Corals that survive bleaching are more resilient to high temperatures
Increased ocean temperatures and sea level rise are wreaking havoc on marine ecosystems, and coral bleaching events are occurring at an unprecedented rate.
The Great Barrier Reef experienced two mass back to back bleaching events in 2016 and 2017, raising the number of mass bleachings for the reef to four in the past two decades.
But now, researchers from the Australian Research Council Centre of Excellence for Coral Reef Studies and the US National Oceanic and Atmospheric Administration (NOAA) discovered that corals along the Great Barrier Reef that survived 2016’s bleaching event were more resilient in 2017.
The discovery was part of a study published in the journal Nature Climate Change examining how ecological memory, or the imprint a past extreme event leaves on an ecosystem, impacts responses to future climate extremes.
With the Great Barrier Reef, the researchers found that the quick succession of back to back bleachings caused corals that survived past bleaching event to be more resistant to temperature changes.
“We were astonished to find less bleaching in 2017, because the temperatures were even more extreme than the year before,” said Terry Hughes, the lead author of the study. “The outcome in 2017 depended on the conditions experienced by the corals one year earlier. We called that ‘ecological memory,’ and show that these repeating events are now acting together in ways that we didn’t expect.”
Of the 2,300 kilometers of coral that make up the Great Barrier Reef, the researchers discovered that only seven percent escaped bleaching since 1998. After 2017, 61 percent of the reefs have experienced severe bleaching at least once.

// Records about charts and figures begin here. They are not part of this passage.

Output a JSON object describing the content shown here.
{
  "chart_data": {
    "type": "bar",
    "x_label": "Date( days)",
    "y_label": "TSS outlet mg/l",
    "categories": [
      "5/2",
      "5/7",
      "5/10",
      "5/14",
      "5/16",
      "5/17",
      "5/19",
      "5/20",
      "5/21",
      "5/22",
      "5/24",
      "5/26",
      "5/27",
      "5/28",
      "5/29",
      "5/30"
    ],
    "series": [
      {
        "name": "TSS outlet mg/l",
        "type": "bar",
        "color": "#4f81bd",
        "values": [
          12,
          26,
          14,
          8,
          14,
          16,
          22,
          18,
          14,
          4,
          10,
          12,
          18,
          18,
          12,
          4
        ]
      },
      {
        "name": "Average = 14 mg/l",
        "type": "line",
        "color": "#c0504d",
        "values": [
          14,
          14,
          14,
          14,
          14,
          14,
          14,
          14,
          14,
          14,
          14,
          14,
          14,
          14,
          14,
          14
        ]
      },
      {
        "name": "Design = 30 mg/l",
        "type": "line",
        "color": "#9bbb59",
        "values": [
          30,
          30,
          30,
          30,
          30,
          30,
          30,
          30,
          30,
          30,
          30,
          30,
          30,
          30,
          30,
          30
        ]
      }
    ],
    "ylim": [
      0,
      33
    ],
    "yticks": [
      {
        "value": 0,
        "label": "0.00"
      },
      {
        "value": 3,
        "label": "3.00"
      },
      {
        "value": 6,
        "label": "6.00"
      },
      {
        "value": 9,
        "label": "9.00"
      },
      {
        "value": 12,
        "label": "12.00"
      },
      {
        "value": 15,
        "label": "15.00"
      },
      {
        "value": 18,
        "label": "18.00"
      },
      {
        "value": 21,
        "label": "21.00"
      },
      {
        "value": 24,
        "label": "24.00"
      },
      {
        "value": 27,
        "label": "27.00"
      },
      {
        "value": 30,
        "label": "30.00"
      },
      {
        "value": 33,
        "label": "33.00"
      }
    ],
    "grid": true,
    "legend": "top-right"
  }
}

“We found, using the National Oceanic and Atmospheric Administration’s satellite-based coral bleaching tools, that corals in the north of the Great Barrier Reef were exposed to the most heat stress in 2016,” said Mark Eakin, a co-author of the study. “A year later, the central region saw the most prolonged heating.”
The results of the study highlight the importance of understanding how climate-driven events impact future responses in an ecosystem and call for stronger measures to protect the world’s reefs from climate change.
“We need urgent global action on greenhouse emissions to save the world’s coral reefs. Australia should be – but regrettably isn’t – at the forefront of tackling global heating,” said Hughes.